According to several posts on Twitter, and this author's own experience with $500 of Orchid disappearing; the world's largest system for trading cryptocurrencies went down Monday night, 11/23/20, around 9:40 pm PST.
"Your funds are safe, and we're currently working on a fix," one user received. "Check our coinbase status page for updates."
"An error has occurred. Please visit status.coinbase.com for assistance," received another user.
One tweet from Omar on Twitter, said that Ethereum had flash crashed from $617 per ETH, down to $437. Then back up again, more or less.
My own experience was that I paid $1000 for Orchid, even though I asked the system to charge me $500 for it. I got $500 worth of Orchid, and my other $500 just disappeared.
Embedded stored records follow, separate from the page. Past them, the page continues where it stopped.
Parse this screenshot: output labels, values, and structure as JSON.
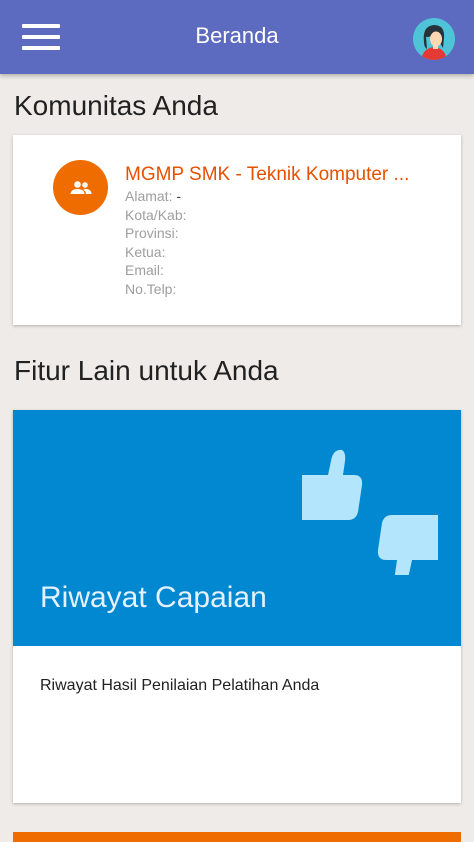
{
  "app_bar": {
    "title": "Beranda",
    "menu_icon": "hamburger-menu-icon",
    "avatar_icon": "user-avatar-icon",
    "color": "#5c6bc0"
  },
  "community_section": {
    "title": "Komunitas Anda",
    "card": {
      "icon": "group-icon",
      "icon_color": "#ef6c00",
      "name": "MGMP SMK - Teknik Komputer ...",
      "fields": [
        {
          "label": "Alamat",
          "sep": ": ",
          "value": "-"
        },
        {
          "label": "Kota/Kab",
          "sep": ":",
          "value": ""
        },
        {
          "label": "Provinsi",
          "sep": ":",
          "value": ""
        },
        {
          "label": "Ketua",
          "sep": ":",
          "value": ""
        },
        {
          "label": "Email",
          "sep": ":",
          "value": ""
        },
        {
          "label": "No.Telp",
          "sep": ":",
          "value": ""
        }
      ]
    }
  },
  "features_section": {
    "title": "Fitur Lain untuk Anda",
    "cards": [
      {
        "banner_title": "Riwayat Capaian",
        "description": "Riwayat Hasil Penilaian Pelatihan Anda",
        "icon": "thumbs-up-down-icon",
        "banner_color": "#0288d1"
      }
    ],
    "next_card_color": "#ef6c00"
  }
}
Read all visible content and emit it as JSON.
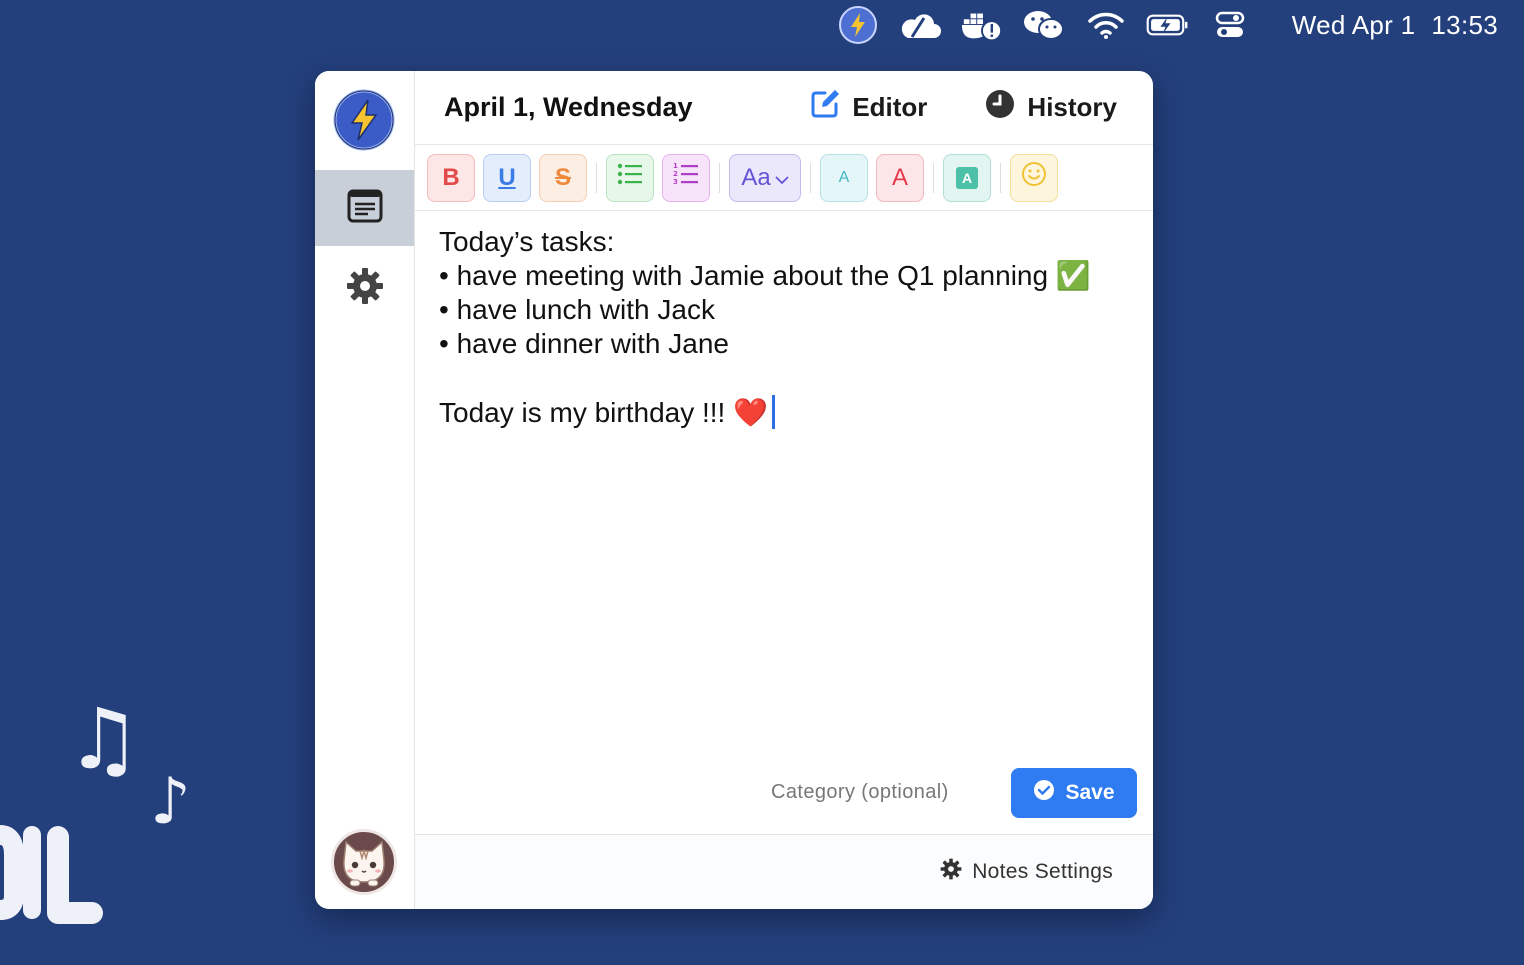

The $500 did reappear hours later, after I complained about it via the website.
Others among almost 10,000 tweets on Twitter reported the same experience. One theory is that this illiquidity forced XRP up by 100% or so.
Coinbase is a digital currency exchange headquartered in San Francisco. They broker exchanges of Bitcoin, Bitcoin Cash, Ethereum, Ethereum Classic, Litecoin, Tezos, and many others, with fiat currencies in approximately 32 countries, and bitcoin transactions and storage in 190 countries worldwide.